Aubrey Elmo Taylor was born in El Paso and grew up in Bryson, Texas, Ventura and Oxnard, California, and Fort Worth, where he was graduated from Paschal High School, a school popularized by novelist Dan Jenkins. After a hitch in the US Army and brief employment with the meat processor Swift & Company, Taylor enrolled at Texas Christian University where in 1960 he received a baccalaureate degree with a double major of mathematics and psychology.

Taylor enrolled in the graduate program at Arthur C. Gutyon's physiology department at the University of Mississippi Medical School, where in 1966 he earned his PhD. His postdoctoral research was in membrane transport and nonequilibrium thermodynamics at A.K. Solomon's Biophysical Laboratory at Harvard University under the Guidance of Peter Curran, Ernie Wright, and Stanley Schultz.

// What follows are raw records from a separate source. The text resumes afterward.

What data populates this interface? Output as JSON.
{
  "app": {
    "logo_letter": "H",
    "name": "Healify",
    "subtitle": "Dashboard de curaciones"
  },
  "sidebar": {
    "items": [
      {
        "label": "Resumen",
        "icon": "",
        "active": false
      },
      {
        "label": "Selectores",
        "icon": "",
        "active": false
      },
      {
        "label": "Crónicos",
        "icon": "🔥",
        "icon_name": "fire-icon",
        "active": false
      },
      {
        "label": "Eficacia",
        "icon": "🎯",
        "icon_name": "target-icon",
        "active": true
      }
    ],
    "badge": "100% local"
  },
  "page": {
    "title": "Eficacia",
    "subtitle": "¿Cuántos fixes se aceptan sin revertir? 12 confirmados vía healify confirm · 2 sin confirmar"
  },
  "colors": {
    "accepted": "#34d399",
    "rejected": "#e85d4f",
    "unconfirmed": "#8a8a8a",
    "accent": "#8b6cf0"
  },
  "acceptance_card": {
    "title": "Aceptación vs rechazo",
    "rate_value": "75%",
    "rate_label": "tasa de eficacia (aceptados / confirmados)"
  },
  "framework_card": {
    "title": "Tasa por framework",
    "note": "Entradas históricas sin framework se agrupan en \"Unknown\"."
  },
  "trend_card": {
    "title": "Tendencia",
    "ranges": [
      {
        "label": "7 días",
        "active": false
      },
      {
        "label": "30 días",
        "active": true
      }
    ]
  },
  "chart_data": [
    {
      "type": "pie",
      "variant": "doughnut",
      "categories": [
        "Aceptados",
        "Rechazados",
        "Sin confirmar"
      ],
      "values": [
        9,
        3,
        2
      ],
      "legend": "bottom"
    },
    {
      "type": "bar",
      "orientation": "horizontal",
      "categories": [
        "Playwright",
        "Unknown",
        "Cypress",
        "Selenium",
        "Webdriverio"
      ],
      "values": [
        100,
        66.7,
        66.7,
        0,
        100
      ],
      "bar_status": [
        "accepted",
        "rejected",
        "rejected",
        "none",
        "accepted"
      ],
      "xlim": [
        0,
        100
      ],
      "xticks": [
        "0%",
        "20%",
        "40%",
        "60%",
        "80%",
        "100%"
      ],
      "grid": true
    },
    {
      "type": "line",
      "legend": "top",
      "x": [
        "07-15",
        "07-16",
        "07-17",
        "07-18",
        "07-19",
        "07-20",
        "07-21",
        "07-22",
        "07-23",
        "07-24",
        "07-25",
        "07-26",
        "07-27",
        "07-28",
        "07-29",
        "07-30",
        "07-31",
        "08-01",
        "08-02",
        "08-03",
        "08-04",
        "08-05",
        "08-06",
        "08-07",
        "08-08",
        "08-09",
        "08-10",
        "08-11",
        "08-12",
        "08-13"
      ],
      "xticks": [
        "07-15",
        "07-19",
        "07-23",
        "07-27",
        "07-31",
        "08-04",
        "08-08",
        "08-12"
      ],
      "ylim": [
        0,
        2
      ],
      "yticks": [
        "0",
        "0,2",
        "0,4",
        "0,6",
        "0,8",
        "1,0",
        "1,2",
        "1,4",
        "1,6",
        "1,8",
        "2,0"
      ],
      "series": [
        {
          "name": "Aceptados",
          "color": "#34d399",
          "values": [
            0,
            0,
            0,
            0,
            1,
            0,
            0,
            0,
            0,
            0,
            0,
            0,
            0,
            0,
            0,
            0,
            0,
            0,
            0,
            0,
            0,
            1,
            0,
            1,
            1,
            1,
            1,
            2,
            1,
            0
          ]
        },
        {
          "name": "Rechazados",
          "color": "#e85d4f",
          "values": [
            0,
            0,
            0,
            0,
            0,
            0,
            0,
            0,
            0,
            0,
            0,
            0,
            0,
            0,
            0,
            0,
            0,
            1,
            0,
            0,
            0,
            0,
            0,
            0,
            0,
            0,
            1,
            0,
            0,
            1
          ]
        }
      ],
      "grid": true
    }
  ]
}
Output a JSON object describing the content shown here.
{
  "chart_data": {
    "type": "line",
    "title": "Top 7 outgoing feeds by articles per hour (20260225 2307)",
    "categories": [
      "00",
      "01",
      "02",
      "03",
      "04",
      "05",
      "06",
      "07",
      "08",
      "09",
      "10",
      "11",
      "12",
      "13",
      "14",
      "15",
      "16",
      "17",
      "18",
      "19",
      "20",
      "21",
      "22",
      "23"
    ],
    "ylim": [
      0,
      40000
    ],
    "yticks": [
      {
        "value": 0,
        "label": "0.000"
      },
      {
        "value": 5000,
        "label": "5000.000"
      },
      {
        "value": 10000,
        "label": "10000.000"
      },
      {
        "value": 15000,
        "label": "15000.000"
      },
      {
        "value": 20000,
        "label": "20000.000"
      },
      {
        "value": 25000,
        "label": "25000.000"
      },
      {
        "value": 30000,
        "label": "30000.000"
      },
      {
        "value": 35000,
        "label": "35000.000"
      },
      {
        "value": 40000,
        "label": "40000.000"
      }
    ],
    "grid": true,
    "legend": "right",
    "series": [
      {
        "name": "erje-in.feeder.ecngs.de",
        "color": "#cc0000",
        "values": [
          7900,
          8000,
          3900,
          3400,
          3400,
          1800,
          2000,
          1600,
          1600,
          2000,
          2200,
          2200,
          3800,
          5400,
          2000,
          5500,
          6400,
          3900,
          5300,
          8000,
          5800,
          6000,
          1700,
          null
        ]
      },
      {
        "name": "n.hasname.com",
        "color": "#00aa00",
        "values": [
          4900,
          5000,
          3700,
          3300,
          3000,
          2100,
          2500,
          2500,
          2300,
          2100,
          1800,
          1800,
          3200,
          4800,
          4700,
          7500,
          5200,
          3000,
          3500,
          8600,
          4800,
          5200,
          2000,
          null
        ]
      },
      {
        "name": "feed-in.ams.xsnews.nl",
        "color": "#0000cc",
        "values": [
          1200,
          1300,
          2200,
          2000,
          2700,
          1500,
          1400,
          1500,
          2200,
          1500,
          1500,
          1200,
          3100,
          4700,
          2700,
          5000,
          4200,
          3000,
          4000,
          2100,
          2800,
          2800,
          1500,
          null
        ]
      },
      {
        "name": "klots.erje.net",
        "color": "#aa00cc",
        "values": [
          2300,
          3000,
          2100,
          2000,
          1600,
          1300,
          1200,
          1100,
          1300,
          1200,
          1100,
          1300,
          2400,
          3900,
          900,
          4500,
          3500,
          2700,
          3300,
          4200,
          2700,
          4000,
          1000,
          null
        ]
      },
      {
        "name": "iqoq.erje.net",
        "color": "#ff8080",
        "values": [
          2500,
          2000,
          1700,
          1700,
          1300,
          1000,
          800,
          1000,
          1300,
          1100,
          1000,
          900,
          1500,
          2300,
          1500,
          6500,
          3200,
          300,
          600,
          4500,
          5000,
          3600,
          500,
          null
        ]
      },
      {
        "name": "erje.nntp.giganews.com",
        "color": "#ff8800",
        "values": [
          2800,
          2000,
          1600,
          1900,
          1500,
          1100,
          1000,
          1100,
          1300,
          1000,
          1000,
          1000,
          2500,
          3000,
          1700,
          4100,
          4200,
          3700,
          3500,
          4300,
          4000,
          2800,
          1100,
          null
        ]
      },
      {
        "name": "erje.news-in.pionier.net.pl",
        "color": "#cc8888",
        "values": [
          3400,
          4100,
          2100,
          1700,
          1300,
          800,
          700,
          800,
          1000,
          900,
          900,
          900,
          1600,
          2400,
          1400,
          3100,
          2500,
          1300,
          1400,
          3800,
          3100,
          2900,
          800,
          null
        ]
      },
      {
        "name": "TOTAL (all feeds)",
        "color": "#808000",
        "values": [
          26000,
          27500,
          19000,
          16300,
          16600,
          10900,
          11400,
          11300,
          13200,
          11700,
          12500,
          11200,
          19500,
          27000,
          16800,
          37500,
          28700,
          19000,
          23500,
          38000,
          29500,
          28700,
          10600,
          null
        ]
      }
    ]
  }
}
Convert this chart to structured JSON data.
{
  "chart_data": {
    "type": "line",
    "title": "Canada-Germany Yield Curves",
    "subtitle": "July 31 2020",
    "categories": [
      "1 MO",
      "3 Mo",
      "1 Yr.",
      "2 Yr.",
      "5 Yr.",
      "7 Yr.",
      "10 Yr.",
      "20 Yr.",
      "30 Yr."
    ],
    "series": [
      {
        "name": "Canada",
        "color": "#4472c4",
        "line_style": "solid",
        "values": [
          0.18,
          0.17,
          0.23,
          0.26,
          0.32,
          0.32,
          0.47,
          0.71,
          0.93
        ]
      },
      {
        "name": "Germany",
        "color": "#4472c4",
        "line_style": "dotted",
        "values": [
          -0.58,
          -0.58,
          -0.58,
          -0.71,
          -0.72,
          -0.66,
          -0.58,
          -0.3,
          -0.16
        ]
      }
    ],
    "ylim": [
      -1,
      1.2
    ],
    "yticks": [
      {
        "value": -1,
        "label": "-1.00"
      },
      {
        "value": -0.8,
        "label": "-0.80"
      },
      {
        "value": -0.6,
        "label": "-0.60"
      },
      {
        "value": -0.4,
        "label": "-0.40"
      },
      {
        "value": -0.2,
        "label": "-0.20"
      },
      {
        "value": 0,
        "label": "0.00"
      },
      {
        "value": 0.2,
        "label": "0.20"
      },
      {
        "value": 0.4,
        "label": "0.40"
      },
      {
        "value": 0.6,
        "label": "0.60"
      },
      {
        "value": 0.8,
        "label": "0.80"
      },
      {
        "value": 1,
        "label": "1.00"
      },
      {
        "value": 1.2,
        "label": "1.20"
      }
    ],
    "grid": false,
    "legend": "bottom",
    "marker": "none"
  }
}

In 1967 he returned to Mississippi as an associate professor of physiology and was appointed professor of physiology and anesthesiology in 1973. It was here that he started encouraging young clinicians to use his laboratory to train in basic research, a tradition that he has continued.

While at Mississippi Taylor developed an interest in both medical and graduate education and served on the medical school admissions board for 10 years and as director of the physiology department's graduate school program. He also taught undergraduate mathematics at the University's extension center in Jackson. In 1977 Taylor moved to his current position as chair of the physiology department at the University of South Alabama.

Taylor's research spans several areas of cardiopulmonary physiology, beginning with his first concerns with the stability of the cerebral ischemic reflex involving control theory approaches, such as Bodie and Nyquist plots, to his more recent studies conducted on the mechanisms of capillary transport of solutes and water in the microcirculation of lung, gastrointestinal tract, skeletal muscle, and subcutaneous tissue. His studies also have focused on oxygen radical involvement in various forms of lung and brain pathology and how the lung's vascular resistance changes in various forms of pulmonary vascular disease.